Tissue culture Technique: It involves
a) Preparation of Nutrient Medium: The nutrient medium is a mixture of various essential nutrients, amino acids, vitamins and carbohydrates. These are mixed in distilled water and pH is adjusted to 5.6 to 6.0. Growth regulators like auxins, and cytokinins are added to the medium. The nutrient medium is poured in glass vessels and closed tightly with cotton plugs before sterilizing them in an autoclave.

b) sterilization: The nutrient medium is rich in nutrients and therefore attracts the growth of microorganisms. The culture medium is autoclaved for 15 mins, at 120°c or 15 pounds of pressure to make aseptic.

c) Preparation of explant: Any living part of plant can be used as explant. The explants must be cleaned with liquid detergent and in running water and surface sterilised with sodium hypochlorite and rinsed with distilled water.

d) Inoculation of explants: The transfer of explants onto the sterilized nutrient medium is called inoculation. It is carried
out under sterilized conditions.

e) Incubation: The culture vessels with inoculated explants are incubated in a culture room under controlled temperature, optimum light and humidity. The cultures are incubated for 3 – 4 weeks, the cells of the explant divide and redivide, producing a mass of tissue called callus. The callus is transferred to another medium containing growth regulators to initiate the formation of roots and leafy shoot (organogenesis). Sometimes embryo-like structures develop directly from the callus which are referred as somatic embryos. These can be encapsulated with sodium alginate to form synthetic or artificial seeds.

f) Acclimatization and transfer to pots: The plants produced through tissue culture are washed gently and are planted in pots kept in glass house for 1 -2 weeks. Finally, they are transferred to field.

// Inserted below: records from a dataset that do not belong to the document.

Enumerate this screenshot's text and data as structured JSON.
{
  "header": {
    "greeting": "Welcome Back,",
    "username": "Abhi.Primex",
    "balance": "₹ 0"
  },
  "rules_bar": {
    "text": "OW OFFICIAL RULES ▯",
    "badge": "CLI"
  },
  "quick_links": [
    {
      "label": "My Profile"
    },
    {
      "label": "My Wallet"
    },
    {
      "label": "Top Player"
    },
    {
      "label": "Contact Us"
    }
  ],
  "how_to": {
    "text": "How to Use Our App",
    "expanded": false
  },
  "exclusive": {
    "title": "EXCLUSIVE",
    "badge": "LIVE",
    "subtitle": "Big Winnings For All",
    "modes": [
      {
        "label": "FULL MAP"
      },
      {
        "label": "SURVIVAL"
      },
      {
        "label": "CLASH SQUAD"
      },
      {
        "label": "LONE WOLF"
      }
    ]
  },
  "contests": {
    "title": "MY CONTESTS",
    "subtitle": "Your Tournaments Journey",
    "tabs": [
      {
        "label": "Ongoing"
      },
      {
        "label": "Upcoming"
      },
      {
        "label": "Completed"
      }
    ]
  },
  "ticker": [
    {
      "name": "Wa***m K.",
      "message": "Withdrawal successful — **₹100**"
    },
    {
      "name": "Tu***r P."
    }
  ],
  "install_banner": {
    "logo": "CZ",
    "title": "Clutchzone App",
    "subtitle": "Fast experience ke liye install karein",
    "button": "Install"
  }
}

  1. The production of exact copies of plants that produce particularly good flowers, fruits or have other desirable traits.
  2. To quickly produce mature plants.
  3. The production of multiples of plants in the absence of seeds or necessary pollinators to produce seeds.
  4. The regeneration of whole plants from plant cells that have been genetically modified.
  5. The production of plants from seeds that otherwise have very low chances of germinating and growing i.e., orchids and nepenthes.
  6. To clean particular plants of viral and other infections and to quickly multiply these plants as cleaned stock for Horticulture and Agriculture.